そこで1マナ域が全く入っていない、Martin Juzaのリスト=ミッドレンジ型をベースに調整を進めました。GPバーミンガムの結果が出る前から「赤黒機体は強いけど1マナ域が弱い。抜いた形を作りたい」と語っていたなかしゅーさんは慧眼でした。さすが。
《ヴラスカの侮辱》を使う
ミラーマッチはプレインズウォーカー・《再燃するフェニックス》・《栄光をもたらすもの》といったパワーカードを叩きつけ合うことになります。

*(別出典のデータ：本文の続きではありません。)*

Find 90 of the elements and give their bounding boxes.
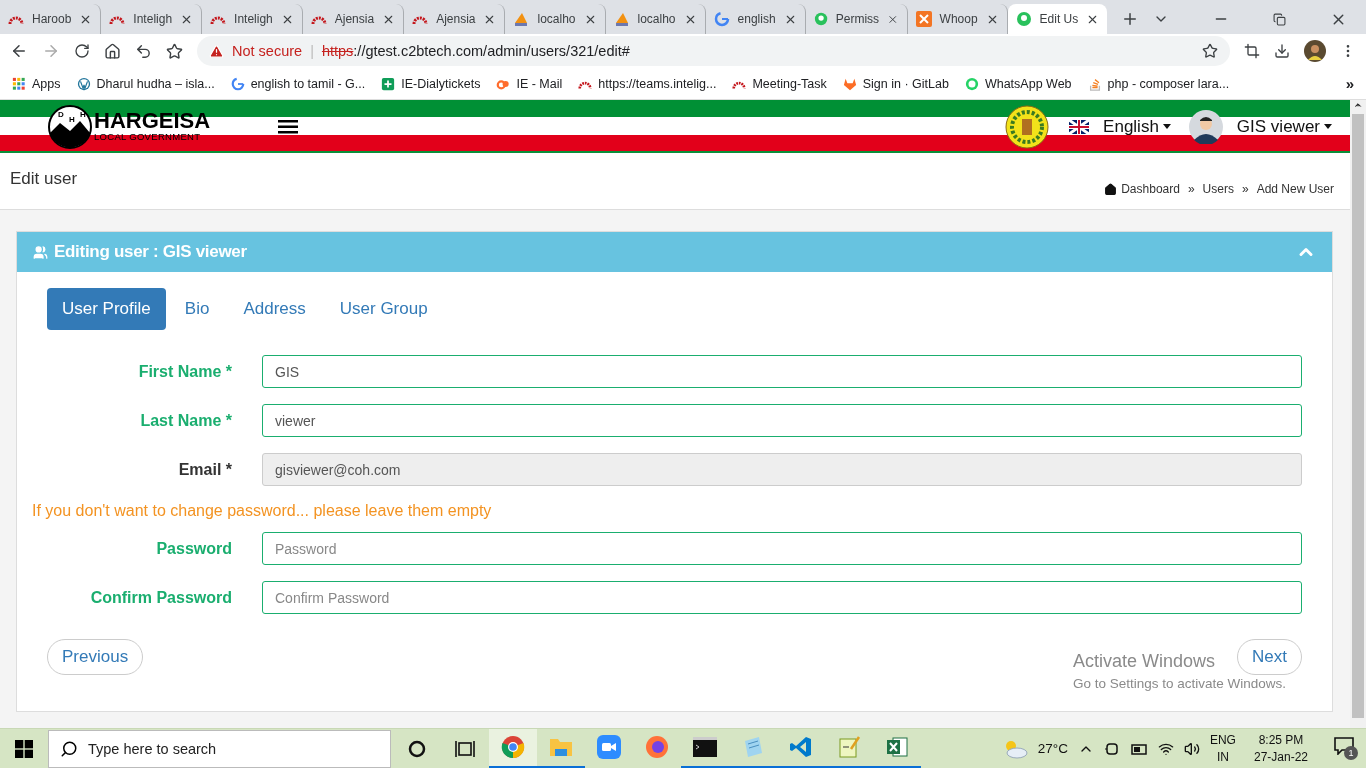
bookmark-link[interactable]: IE-Dialytickets [381, 76, 481, 91]
volume-icon[interactable] [1183, 740, 1200, 757]
star-icon[interactable] [166, 42, 183, 60]
field-label: Last Name * [139, 411, 232, 430]
uk-flag-icon [1069, 119, 1090, 134]
bookmark-link[interactable]: Meeting-Task [732, 76, 827, 91]
field-label: Confirm Password [89, 588, 232, 607]
notepad-plus-icon [837, 735, 861, 759]
more-bookmarks[interactable]: » [1345, 75, 1354, 92]
url-text: https://gtest.c2btech.com/admin/users/321/edit# [321, 43, 630, 59]
chrome-icon [501, 735, 525, 759]
breadcrumb-link[interactable]: Add New User [1256, 182, 1334, 196]
user-avatar [1188, 109, 1223, 144]
notification-count: 1 [1344, 746, 1358, 760]
folder-icon [549, 736, 573, 758]
google-icon [713, 11, 730, 27]
form-tab[interactable]: User Group [324, 288, 443, 330]
input-language[interactable]: ENG IN [1209, 731, 1236, 766]
terminal-icon [693, 737, 717, 757]
home-icon [1104, 182, 1118, 196]
language-dropdown[interactable]: English [1103, 116, 1171, 137]
video-camera-icon [597, 735, 621, 759]
bookmark-star-icon[interactable] [1202, 43, 1218, 59]
profile-avatar[interactable] [1304, 40, 1326, 62]
users-icon [33, 244, 48, 260]
input-field[interactable]: Confirm Password [262, 581, 1302, 614]
address-bar[interactable]: Not secure | https://gtest.c2btech.com/admin/users/321/edit# [197, 36, 1230, 66]
sail-icon [613, 11, 630, 27]
user-dropdown[interactable]: GIS viewer [1236, 116, 1332, 137]
previous-button[interactable]: Previous [47, 639, 144, 675]
sail-icon [513, 11, 530, 27]
cortana-icon[interactable] [408, 739, 426, 758]
windows-icon [15, 739, 33, 758]
warning-icon [209, 43, 224, 59]
crop-icon[interactable] [1244, 43, 1260, 59]
clock[interactable]: 8:25 PM 27-Jan-22 [1253, 731, 1308, 766]
input-field[interactable]: Password [262, 532, 1302, 565]
bookmark-link[interactable]: https://teams.intelig... [578, 76, 717, 91]
breadcrumb-separator: » [1187, 182, 1195, 196]
breadcrumb-link[interactable]: Users [1202, 182, 1234, 196]
stack-icon [1087, 76, 1102, 91]
field-label: Password [155, 539, 232, 558]
field-label: First Name * [137, 362, 232, 381]
apps-grid-icon [12, 76, 26, 91]
input-field[interactable]: viewer [262, 404, 1302, 437]
spreadsheet-icon [381, 76, 396, 91]
back-icon[interactable] [10, 42, 28, 60]
input-field[interactable]: GIS [262, 355, 1302, 388]
home-icon[interactable] [104, 42, 121, 60]
excel-icon [885, 735, 909, 759]
emblem-seal [1005, 104, 1050, 149]
bookmark-link[interactable]: Sign in · GitLab [842, 76, 949, 91]
bookmark-link[interactable]: WhatsApp Web [964, 76, 1072, 91]
undo-icon[interactable] [135, 42, 152, 60]
bookmark-link[interactable]: Dharul hudha – isla... [76, 76, 215, 91]
task-view-icon[interactable] [455, 739, 475, 758]
firefox-icon [645, 735, 669, 759]
logo-emblem: D H H [48, 104, 92, 149]
browser-tab[interactable]: Edit Us [1007, 4, 1108, 34]
reload-icon[interactable] [74, 43, 90, 59]
restore-icon[interactable] [1273, 12, 1287, 26]
breadcrumb-separator: » [1241, 182, 1249, 196]
search-field[interactable]: Type here to search [48, 729, 391, 768]
panel-header: Editing user : GIS viewer [17, 232, 1332, 272]
security-warning[interactable]: Not secure [232, 43, 303, 59]
code-editor-icon [789, 735, 813, 759]
password-notice: If you don't want to change password... please leave them empty [32, 502, 493, 520]
activation-title: Activate Windows [1073, 651, 1216, 672]
menu-icon[interactable] [278, 119, 299, 134]
activation-subtitle: Go to Settings to activate Windows. [1073, 676, 1287, 691]
temperature: 27°C [1037, 741, 1068, 756]
form-tab[interactable]: User Profile [47, 288, 166, 330]
search-icon [60, 739, 78, 758]
bookmark-link[interactable]: english to tamil - G... [230, 76, 366, 91]
bookmark-link[interactable]: IE - Mail [496, 76, 563, 91]
next-button[interactable]: Next [1237, 639, 1302, 675]
battery-icon[interactable] [1129, 741, 1148, 756]
breadcrumb-link[interactable]: Dashboard [1104, 182, 1180, 196]
scroll-up-icon[interactable] [1353, 100, 1363, 110]
page-title: Edit user [10, 169, 78, 189]
google-icon [230, 76, 245, 91]
download-icon[interactable] [1274, 43, 1290, 59]
wordpress-icon [76, 76, 91, 91]
form-tab[interactable]: Bio [169, 288, 225, 330]
form-tab[interactable]: Address [228, 288, 321, 330]
divider-mark: | [310, 43, 314, 59]
bookmark-link[interactable]: php - composer lara... [1087, 76, 1230, 91]
fox-icon [842, 76, 857, 91]
bookmark-link[interactable]: Apps [12, 76, 61, 91]
field-label: Email * [177, 460, 232, 479]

そこで「テンポロスをせずに絶対に1:1交換をできる」カードである《ヴラスカの侮辱》に白羽の矢が立ちました。
Simon Nielsenがサイドボードに《ヴラスカの侮辱》を1枚採用していたのを真似して試してみると、これが強い、強い。ミラーマッチはもちろんのこと、赤単の《熱烈の神ハゾレト》、青白コントロールの《ドミナリアの英雄、テフェリー》/《黎明をもたらす者ライラ》、青黒系の《スカラベの神》など、まさに環境最強除去としての強さを遺憾なく発揮してくれました。
その強さ、汎用性からサイド1枚⇒サイド2枚⇒メイン1枚・サイド2枚と自然と枚数が増えていき、それに合わせてマナベースも改良していくことになりました。
《熱烈の神ハゾレト》を使う
赤単系が赤黒系に有利とされている大きな理由、それは《熱烈の神ハゾレト》の存在です。赤系ミラーではほぼ対処できないため盤面に大きなインパクトを与えるとともに1枚でゲームを決めることも少なくありません。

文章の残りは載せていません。